Figure 9. Virtual dike simulation workflow
5 Sensitivity analysis of pressure amplitude and time delay to the variation of soil diffusivity
Sensitivity analysis has been performed to study the influence of saturated soil-water diffusivity on pore pressure dynamics in the dike. 2D homogeneous dike model has been considered. Geometric prototype of the model is Livedike’s cross-section. Boundary conditions zones have been described in section 3. At the seaside harmonic tidal pressure oscillations are specified; at the landside constant ground water level is specified (zero meters from average sea level). A number of porous flow simulations have been performed, with saturated diffusivities varied in the range of 0.1-1000 m2/s. Water viscosity was constant: μ=0.001 Pa·s. Distribution of relative pore pressure amplitudes, normalized to tidal amplitude, is presented in Figure 10(a), for a horizontal slice of the dike (at the level y = -5.5 m). For relatively high values of diffusivity (d = 10÷ 1000 m2/s) relative pressure amplitude distribution is linear with a very small non-linear tail close to the sea-side (left) slope.

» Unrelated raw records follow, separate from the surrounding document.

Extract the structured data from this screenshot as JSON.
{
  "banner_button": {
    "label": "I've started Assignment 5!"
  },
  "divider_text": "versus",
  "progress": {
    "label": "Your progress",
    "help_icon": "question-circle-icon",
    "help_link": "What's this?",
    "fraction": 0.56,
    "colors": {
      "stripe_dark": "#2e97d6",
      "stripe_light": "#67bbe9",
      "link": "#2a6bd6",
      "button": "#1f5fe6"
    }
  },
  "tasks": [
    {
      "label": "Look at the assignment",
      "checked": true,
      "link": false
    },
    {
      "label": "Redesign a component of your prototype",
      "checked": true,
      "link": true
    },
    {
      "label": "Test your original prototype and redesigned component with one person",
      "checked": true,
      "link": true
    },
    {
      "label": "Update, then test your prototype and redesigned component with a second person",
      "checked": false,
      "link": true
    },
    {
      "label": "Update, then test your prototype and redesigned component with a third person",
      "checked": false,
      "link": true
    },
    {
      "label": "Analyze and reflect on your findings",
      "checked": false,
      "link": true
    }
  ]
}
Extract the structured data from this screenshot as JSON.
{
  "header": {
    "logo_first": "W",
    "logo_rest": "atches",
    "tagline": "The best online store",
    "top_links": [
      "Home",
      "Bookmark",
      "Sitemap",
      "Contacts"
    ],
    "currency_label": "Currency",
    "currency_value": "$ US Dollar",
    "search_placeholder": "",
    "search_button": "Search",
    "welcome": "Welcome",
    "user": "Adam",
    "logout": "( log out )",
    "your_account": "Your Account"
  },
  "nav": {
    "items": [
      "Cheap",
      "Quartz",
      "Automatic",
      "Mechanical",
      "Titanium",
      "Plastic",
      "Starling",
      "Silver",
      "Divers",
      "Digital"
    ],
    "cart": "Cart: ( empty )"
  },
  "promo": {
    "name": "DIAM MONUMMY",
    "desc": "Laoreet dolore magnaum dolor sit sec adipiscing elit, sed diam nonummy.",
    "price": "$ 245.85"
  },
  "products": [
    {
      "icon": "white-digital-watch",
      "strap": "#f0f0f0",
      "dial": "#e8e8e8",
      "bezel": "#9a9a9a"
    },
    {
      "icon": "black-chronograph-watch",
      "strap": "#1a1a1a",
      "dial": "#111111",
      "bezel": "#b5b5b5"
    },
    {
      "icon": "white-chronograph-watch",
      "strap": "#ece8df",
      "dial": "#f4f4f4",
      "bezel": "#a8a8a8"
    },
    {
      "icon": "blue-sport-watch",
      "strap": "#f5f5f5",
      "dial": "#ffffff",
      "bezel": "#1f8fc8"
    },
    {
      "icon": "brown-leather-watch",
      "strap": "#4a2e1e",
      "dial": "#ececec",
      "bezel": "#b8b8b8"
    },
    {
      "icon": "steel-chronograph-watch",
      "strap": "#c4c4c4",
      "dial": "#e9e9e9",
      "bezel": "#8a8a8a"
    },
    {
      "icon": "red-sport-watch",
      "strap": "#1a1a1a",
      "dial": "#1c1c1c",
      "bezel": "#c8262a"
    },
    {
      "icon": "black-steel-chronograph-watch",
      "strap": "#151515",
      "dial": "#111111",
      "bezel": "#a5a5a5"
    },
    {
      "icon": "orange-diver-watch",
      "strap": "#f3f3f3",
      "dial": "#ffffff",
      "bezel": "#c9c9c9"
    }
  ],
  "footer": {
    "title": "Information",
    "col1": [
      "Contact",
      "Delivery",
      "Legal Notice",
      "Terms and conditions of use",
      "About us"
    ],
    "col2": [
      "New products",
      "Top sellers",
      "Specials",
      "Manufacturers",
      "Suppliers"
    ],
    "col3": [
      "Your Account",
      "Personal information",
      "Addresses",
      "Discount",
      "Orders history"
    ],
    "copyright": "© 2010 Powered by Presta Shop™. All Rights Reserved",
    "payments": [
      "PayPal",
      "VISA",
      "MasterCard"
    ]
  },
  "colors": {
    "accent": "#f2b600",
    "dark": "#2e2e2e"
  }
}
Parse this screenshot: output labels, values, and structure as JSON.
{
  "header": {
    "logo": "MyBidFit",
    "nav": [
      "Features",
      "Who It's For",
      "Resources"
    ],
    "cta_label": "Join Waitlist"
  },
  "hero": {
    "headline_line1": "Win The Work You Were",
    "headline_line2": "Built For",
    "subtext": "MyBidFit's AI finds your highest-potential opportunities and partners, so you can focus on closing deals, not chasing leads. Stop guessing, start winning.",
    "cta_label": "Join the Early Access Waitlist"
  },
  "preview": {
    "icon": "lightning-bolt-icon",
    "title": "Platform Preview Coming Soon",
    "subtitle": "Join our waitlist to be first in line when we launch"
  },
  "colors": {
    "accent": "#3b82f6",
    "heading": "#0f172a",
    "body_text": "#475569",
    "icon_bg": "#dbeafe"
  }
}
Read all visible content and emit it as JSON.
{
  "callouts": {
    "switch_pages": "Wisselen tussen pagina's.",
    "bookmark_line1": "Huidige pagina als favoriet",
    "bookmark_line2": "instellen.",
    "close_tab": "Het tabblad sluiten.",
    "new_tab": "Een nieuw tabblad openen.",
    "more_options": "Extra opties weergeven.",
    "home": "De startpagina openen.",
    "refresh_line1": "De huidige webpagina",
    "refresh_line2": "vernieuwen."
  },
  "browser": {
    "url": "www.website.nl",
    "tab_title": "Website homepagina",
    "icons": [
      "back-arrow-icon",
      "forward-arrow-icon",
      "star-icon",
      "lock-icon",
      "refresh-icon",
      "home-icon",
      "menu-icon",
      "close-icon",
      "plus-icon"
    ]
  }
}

The non-linear part corresponds to the zone where the flow is essentially two-dimensional: at x≤0 m, water penetrates into the domain both through the vertical boundary and through the under-water slope of the dike (see Figure 11 for arrow plot of flow velocity). At x≥0 m the flow direction behaves almost like one-dimensional, and relative pressure amplitude distribution corresponds to the 1D analytical solution presented below (sec. 6).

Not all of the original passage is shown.